Actin cytoskeleton in plants: From transport networks to signaling networks

Abstract

The plant actin cytoskeleton is characterized by a high diversity in regard to gene families, isoforms, and degree of polymerization. In addition to the most abundant F‐actin assemblies like filaments and their bundles, G‐actin obviously assembles in the form of actin oligomers composed of a few actin molecules which can be extensively cross‐linked into complex dynamic meshworks. The role of the actomyosin complex as a force generating system — based on principles operating as in muscle cells — is clearly established for long‐range mass transport in large algal cells and specialized cell types of higher plants.
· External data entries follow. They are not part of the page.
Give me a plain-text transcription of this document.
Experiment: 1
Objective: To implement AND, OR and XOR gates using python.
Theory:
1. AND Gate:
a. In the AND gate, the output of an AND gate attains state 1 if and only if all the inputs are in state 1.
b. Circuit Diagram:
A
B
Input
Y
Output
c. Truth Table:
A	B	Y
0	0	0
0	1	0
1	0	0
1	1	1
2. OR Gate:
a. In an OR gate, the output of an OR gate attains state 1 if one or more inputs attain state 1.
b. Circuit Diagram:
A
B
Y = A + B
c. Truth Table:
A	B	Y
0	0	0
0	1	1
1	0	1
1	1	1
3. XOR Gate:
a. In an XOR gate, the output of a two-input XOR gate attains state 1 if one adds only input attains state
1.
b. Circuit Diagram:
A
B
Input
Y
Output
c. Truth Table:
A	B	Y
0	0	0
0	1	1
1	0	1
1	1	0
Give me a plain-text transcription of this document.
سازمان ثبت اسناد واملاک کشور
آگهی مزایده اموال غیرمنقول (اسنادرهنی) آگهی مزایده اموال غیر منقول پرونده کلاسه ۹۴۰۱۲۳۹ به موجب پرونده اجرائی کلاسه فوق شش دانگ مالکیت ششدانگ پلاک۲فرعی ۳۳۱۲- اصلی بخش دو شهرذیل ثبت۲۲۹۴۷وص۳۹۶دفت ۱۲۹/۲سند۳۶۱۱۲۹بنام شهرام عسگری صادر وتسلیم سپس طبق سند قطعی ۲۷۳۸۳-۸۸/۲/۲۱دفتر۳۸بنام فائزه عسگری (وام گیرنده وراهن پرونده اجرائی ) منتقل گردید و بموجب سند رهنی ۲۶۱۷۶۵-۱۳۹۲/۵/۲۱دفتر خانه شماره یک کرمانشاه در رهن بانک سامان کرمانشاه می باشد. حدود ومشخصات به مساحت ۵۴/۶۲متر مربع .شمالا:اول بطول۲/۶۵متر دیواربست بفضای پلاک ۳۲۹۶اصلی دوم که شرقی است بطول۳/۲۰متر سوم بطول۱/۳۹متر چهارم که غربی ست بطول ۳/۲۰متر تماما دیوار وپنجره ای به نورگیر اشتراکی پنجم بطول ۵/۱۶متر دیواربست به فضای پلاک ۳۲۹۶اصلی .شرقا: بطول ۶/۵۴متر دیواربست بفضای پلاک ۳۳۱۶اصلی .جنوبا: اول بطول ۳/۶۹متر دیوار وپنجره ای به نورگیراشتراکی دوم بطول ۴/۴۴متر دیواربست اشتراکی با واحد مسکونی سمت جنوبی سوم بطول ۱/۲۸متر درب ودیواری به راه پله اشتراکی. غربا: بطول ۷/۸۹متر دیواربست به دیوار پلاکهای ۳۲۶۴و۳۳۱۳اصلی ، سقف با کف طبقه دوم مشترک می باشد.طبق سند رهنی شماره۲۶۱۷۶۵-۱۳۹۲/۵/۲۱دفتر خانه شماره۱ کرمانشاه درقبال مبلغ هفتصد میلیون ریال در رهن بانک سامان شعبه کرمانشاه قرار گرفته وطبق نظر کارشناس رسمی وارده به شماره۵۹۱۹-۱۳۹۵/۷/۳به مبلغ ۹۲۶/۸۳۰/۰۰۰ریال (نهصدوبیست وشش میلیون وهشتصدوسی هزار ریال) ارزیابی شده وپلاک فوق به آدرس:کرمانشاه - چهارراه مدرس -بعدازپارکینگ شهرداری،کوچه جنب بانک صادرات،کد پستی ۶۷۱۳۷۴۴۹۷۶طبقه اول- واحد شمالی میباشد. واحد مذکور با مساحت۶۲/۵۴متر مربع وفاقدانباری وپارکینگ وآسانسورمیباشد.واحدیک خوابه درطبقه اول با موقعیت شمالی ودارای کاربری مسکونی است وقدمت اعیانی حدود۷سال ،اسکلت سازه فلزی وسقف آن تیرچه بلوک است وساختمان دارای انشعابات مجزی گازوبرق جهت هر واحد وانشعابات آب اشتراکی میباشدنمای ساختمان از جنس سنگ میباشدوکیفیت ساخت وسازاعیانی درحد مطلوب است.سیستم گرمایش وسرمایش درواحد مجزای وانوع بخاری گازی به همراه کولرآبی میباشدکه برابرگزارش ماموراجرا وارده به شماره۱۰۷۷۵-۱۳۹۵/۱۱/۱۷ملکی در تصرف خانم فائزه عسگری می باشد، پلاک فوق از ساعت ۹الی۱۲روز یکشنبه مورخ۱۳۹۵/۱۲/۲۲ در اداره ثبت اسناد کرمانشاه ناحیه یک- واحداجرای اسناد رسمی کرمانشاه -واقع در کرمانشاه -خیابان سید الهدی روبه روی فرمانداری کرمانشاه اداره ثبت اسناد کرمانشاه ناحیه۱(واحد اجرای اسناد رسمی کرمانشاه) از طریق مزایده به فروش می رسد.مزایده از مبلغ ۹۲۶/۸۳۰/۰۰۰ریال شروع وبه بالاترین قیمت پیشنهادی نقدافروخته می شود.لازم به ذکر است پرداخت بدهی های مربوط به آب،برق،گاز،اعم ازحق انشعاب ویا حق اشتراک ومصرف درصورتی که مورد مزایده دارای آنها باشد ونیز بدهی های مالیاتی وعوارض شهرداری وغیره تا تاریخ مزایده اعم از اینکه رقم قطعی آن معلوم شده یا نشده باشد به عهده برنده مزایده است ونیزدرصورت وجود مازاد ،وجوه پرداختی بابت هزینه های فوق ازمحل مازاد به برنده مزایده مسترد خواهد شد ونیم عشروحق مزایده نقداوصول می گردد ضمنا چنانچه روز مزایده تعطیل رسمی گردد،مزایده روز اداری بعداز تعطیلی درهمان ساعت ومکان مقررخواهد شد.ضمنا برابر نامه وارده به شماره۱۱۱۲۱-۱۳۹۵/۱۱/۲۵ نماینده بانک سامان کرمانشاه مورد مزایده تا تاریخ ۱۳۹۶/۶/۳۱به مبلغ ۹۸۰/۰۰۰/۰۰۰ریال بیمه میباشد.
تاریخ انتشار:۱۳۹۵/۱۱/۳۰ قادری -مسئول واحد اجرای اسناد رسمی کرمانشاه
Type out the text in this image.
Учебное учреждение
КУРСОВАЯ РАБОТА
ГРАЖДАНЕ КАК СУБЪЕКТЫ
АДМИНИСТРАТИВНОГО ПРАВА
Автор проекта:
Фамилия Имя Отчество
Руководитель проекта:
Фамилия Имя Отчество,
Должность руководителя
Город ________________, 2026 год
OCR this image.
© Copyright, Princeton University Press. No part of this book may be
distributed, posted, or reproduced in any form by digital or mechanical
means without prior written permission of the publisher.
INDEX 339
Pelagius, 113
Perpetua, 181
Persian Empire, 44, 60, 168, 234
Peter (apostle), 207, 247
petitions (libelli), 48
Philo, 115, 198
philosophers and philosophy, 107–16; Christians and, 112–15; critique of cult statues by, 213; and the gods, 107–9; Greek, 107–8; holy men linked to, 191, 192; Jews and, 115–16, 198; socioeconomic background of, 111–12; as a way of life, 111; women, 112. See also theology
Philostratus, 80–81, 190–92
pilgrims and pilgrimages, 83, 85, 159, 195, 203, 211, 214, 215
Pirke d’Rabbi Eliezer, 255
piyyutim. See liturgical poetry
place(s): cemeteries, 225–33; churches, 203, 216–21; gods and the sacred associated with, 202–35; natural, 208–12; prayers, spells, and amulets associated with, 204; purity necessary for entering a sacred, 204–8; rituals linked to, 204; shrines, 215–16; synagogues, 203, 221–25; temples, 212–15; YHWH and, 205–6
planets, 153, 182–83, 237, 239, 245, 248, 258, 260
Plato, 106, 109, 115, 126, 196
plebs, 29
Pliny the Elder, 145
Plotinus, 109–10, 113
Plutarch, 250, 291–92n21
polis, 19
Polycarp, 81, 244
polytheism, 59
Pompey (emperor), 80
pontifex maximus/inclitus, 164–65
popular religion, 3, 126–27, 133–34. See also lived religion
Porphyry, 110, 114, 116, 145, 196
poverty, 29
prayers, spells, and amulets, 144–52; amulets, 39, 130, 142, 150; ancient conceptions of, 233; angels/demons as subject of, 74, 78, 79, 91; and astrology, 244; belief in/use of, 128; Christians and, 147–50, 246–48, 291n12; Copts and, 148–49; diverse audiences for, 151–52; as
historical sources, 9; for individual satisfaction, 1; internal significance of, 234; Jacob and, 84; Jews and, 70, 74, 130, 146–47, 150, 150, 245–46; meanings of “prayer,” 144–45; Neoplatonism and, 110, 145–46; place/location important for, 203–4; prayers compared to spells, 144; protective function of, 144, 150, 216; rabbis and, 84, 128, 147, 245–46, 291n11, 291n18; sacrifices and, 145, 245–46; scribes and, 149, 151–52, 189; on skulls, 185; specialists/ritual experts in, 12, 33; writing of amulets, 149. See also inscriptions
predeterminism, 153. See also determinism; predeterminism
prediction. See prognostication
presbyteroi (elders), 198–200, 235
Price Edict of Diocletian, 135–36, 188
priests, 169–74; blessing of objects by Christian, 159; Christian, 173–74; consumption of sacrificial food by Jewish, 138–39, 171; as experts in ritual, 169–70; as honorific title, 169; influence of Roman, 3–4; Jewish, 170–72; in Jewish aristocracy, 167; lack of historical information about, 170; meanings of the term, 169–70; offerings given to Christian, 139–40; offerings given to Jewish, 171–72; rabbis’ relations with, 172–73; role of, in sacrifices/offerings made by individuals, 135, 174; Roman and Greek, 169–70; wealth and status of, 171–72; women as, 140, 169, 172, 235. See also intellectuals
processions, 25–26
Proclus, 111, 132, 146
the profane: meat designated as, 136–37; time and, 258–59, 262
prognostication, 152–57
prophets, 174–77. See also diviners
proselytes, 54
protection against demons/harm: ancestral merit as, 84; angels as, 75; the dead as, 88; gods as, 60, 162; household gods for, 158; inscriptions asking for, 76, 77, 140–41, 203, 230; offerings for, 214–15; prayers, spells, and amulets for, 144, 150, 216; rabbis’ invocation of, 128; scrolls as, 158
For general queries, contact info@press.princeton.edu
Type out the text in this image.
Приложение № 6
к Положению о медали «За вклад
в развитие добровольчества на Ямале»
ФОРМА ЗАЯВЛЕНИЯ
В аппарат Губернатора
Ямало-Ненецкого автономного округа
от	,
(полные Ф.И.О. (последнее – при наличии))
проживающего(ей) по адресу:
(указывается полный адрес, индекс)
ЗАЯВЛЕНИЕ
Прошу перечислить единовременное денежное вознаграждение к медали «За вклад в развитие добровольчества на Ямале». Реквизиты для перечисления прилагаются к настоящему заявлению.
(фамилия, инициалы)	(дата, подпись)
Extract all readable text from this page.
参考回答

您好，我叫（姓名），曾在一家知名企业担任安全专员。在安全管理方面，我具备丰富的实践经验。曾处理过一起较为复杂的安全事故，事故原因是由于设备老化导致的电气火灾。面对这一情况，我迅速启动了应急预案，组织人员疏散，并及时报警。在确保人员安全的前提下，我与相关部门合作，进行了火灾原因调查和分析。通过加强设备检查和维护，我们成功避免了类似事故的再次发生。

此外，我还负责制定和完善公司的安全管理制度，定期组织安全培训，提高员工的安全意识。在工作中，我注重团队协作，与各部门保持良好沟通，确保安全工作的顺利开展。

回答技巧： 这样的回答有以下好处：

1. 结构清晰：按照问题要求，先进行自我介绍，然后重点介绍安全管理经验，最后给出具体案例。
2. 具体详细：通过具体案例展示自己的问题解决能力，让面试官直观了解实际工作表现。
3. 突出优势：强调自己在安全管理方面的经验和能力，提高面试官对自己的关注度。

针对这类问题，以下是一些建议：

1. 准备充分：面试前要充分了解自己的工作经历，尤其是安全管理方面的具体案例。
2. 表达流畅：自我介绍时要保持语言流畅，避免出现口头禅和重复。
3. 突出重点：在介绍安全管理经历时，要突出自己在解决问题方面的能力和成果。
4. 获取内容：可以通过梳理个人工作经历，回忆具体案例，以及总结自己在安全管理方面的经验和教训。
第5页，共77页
Extended F‐actin networks, mainly composed of F‐actin bundles, are the structural basis for this cytoplasmic streaming of high velocities On the other hand, evidence is accumulating that delicate meshworks built of short F‐actin oligomers are critical for events occurring at the plasma membrane, e.g., actin interventions into activities of ion channels and hormone carriers, signaling pathways based on phospholipids, and exo‐ and endocytotic processes. These unique F‐actin arrays, constructed by polymerization‐depolymerization processes propelled via synergistic actions of actin‐binding proteins such as profilin and actin depolymerizing factor (ADF)/cofilin are supposed to be engaged in diverse aspects of plant morphogenesis. Finally, rapid rearrangements of F‐actin meshworks interconnecting endocellular membranes turn out to be especially important for perception‐signaling purposes of plant cells, e.g., in association with guard cell movements, mechano‐ and gravity‐sensing, plant host–pathogen interactions, and wound‐healing. Microsc. Res. Tech. 47:135–154, 1999.